According to the State Minister, Guyana, like many countries around the world, already has operating similar aircraft which were manufactured sometime around 1977.
“These were aircraft that people don’t sell them when they have them… What I can say to you is that these are tried and tested aircraft all around the world. In fact, here in Guyana, there is a large fleet of that type of aircraft, and when people have them, they don’t sell them,” he said.
Asked about the lifespan of these aircraft, Minister Harmon pointed out, “These engines can be changed, they can be upgraded and all of that; so there’s no single statement that says, ‘This aircraft will run for five years, 10 years…’ Once the airframe is solid — and I can say to you the airframe is very solid — all of the other parts can be changed as you go along. So you’ll have good lifespan off these aircraft.”
Earlier this month, the National Assembly approved $484,239,000 for the GDF to make final payments for the four aircraft. The army had already identified some $213,885,000 from its 2018 capital programme to make initial payments.

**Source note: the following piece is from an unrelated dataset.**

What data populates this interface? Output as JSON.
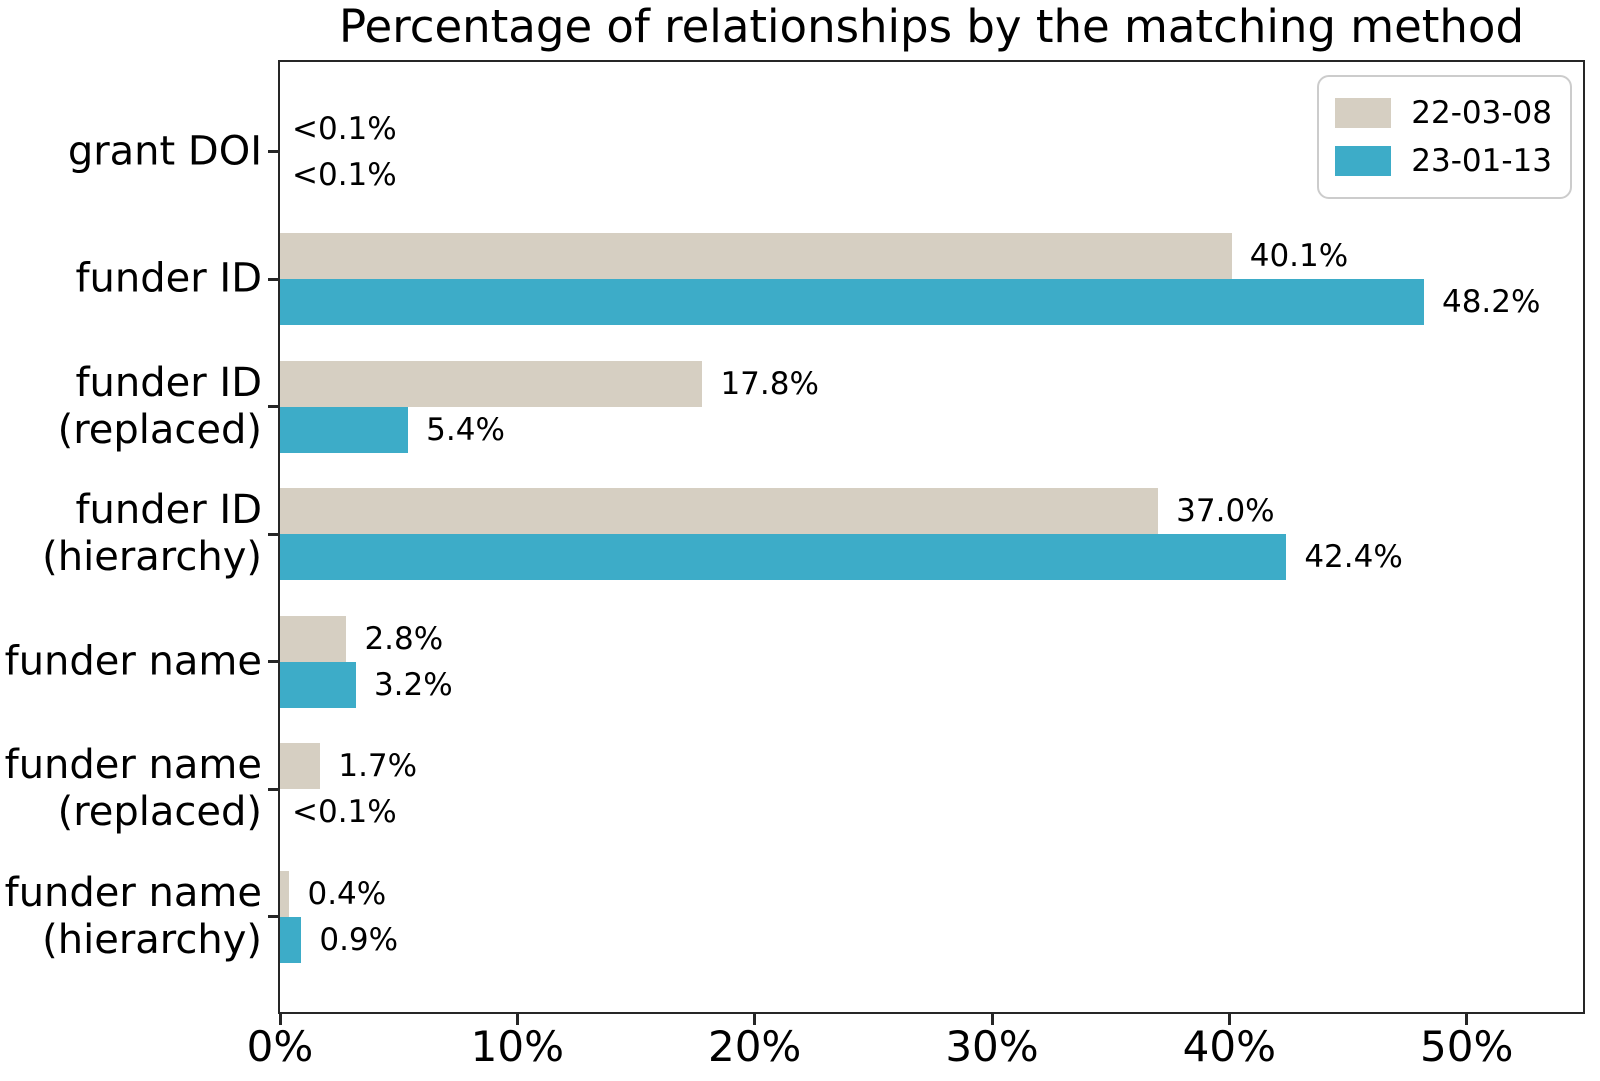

Harmon, who also sits on the Defence Board, told the House’s Committee of Supply the foregoing in answer to questions from Opposition Parliamentarian and former Home Affairs Minister Clement Rohee.
Opposition Chief Whip Gail Teixeira had asked whether Government had considered procuring Twin Otter aircraft instead. In response, the State Minister explained that while the Twin Otters are as good as Islanders, the latter are more versatile, and spares are easier to source.
He had noted, too, that the GDF is better equipped to deal with these types of aircraft, while adding that the price was also a deciding factor, since a Twin Otter costs somewhere between US$2.4 million and US$4 million for a used one, and a new one is being sold at US$7 million.
The two Islanders will be used to ferry passenger and cargo, while the two Skyvans will be used for paratrooping and “troop-carrying purposes”.